DNA methylation plays an important role in gene silencing and repressing
transposable elements (TEs). During primordial germ
cell (PGC) development, DNA methylation marks are
erased during extensive epigenetic reprogramming, so how does this
demethylation
impact gene expression and TE repression in PGCs?

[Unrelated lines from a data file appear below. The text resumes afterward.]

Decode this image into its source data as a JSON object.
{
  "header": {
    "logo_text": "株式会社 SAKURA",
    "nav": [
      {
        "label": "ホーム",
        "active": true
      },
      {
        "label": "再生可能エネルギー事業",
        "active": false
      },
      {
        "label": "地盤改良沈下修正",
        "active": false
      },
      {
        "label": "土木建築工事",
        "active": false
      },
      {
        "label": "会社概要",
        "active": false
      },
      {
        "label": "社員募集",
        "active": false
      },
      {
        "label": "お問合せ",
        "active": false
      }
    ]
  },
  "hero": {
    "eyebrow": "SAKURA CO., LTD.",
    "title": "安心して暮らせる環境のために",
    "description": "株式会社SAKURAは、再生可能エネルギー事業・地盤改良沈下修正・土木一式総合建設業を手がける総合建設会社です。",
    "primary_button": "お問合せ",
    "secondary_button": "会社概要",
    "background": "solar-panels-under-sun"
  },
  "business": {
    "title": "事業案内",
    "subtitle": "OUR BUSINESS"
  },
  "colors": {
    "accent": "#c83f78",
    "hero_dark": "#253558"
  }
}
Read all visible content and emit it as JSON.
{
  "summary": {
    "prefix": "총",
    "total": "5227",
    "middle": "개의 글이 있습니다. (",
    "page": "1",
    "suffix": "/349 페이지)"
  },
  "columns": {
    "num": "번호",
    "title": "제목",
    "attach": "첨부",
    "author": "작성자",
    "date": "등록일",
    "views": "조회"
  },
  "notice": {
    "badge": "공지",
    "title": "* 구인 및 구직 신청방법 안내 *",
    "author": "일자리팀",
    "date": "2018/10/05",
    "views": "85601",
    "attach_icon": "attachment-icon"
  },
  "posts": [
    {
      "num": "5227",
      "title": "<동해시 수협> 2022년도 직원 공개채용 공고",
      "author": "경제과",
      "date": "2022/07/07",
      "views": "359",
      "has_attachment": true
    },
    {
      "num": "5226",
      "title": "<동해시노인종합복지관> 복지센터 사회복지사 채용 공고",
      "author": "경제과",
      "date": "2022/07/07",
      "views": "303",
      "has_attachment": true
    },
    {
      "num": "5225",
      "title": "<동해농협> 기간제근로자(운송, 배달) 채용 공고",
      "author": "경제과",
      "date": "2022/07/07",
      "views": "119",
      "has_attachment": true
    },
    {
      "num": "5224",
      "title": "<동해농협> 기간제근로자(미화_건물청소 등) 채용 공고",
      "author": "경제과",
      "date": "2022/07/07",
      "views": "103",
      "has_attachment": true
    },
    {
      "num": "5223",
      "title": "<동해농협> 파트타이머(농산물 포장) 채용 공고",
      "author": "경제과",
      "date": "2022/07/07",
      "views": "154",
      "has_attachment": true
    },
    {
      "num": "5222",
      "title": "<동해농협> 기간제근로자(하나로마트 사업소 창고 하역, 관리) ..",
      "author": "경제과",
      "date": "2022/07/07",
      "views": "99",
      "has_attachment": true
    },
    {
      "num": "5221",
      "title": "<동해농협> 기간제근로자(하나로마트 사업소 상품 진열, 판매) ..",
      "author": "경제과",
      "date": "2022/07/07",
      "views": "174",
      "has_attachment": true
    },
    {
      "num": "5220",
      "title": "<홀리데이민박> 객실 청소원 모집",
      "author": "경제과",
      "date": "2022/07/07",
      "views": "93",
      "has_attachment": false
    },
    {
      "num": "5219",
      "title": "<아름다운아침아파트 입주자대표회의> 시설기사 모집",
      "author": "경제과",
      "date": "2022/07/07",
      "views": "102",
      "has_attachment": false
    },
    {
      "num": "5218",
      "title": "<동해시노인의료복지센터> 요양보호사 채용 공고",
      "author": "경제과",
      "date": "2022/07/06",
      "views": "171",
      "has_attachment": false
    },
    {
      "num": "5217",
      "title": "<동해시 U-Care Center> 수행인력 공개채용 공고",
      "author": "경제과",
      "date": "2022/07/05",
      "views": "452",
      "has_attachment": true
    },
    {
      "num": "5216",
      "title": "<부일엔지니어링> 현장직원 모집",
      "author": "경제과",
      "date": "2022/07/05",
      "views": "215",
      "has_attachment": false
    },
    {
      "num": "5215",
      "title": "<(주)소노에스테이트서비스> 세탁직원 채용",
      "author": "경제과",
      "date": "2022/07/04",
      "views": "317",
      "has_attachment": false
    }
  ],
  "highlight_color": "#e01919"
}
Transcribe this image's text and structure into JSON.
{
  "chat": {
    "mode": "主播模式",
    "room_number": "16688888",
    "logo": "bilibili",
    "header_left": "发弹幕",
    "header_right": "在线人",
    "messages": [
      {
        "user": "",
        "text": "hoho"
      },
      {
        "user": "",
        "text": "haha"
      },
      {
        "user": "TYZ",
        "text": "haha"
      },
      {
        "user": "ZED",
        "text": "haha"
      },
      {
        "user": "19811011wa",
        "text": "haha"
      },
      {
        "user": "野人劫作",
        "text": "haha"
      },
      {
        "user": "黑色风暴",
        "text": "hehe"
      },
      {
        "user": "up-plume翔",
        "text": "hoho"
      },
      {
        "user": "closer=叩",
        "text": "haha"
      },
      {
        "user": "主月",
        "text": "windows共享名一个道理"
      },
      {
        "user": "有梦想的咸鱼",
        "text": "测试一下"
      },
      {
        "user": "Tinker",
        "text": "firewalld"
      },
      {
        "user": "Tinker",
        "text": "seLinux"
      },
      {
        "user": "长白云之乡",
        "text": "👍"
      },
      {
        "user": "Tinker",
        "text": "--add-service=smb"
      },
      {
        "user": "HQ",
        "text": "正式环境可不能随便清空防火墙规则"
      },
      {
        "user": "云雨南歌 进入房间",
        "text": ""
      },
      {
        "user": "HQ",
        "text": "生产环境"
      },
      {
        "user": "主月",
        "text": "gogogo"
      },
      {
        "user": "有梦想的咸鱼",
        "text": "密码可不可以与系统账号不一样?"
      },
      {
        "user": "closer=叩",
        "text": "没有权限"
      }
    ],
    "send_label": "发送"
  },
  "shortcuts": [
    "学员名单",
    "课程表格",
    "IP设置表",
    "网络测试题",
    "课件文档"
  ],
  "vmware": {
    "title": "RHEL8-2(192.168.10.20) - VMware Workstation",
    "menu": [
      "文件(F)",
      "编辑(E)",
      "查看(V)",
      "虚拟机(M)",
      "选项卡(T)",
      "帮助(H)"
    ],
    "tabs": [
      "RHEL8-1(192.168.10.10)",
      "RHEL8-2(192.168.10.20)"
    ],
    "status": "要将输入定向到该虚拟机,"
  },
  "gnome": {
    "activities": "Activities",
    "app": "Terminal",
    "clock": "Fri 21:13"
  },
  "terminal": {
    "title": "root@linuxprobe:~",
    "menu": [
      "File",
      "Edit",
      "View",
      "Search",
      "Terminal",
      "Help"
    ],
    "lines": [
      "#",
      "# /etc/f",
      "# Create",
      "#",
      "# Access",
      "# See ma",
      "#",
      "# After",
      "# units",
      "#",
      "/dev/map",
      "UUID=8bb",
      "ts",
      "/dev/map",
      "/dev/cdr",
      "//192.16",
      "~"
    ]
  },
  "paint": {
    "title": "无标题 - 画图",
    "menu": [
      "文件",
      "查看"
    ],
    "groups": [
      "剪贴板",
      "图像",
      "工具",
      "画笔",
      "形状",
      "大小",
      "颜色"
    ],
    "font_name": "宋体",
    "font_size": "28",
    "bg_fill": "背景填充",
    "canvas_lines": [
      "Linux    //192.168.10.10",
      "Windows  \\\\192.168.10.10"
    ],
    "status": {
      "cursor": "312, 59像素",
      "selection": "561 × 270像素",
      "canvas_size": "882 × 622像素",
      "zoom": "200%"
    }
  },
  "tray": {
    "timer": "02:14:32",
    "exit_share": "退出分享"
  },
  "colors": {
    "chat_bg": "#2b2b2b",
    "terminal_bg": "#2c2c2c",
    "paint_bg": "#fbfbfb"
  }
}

Richard Meehan and co-workers
show that DNA methylation at the promoters of germline-specific genes
couples genome-defence mechanisms to epigenetic reprogramming
in mouse PGCs. The researchers identify a set of
germline-specific genes that are dependent exclusively on promoter DNA
methylation
for their silencing; their promoters possess
specialised chromatin in somatic cells that does not acquire additional
repressive
histone modifications. This set, they discover, is
enriched in genes involved in suppressing TE activity in germ cells, and
the expression of these genes is activated during two
phases of DNA demethylation in PGCs. These findings suggest that unique
reliance on promoter DNA methylation acts as a highly
tuned sensor of global DNA demethylation and allows PGCs to be primed
to suppress TEs.
Hackett JA, Reddington JP, Nestor CE, Dunican DS, Branco MR, Reichmann J, Reik W, Surani MA, Adams IR, Meehan RR.
Promoter DNA methylation couples genome-defence mechanisms to epigenetic reprogramming in the mouse germline.
Development. 2012 Oct;139(19):3623-32. PubMed PMID: 22949617.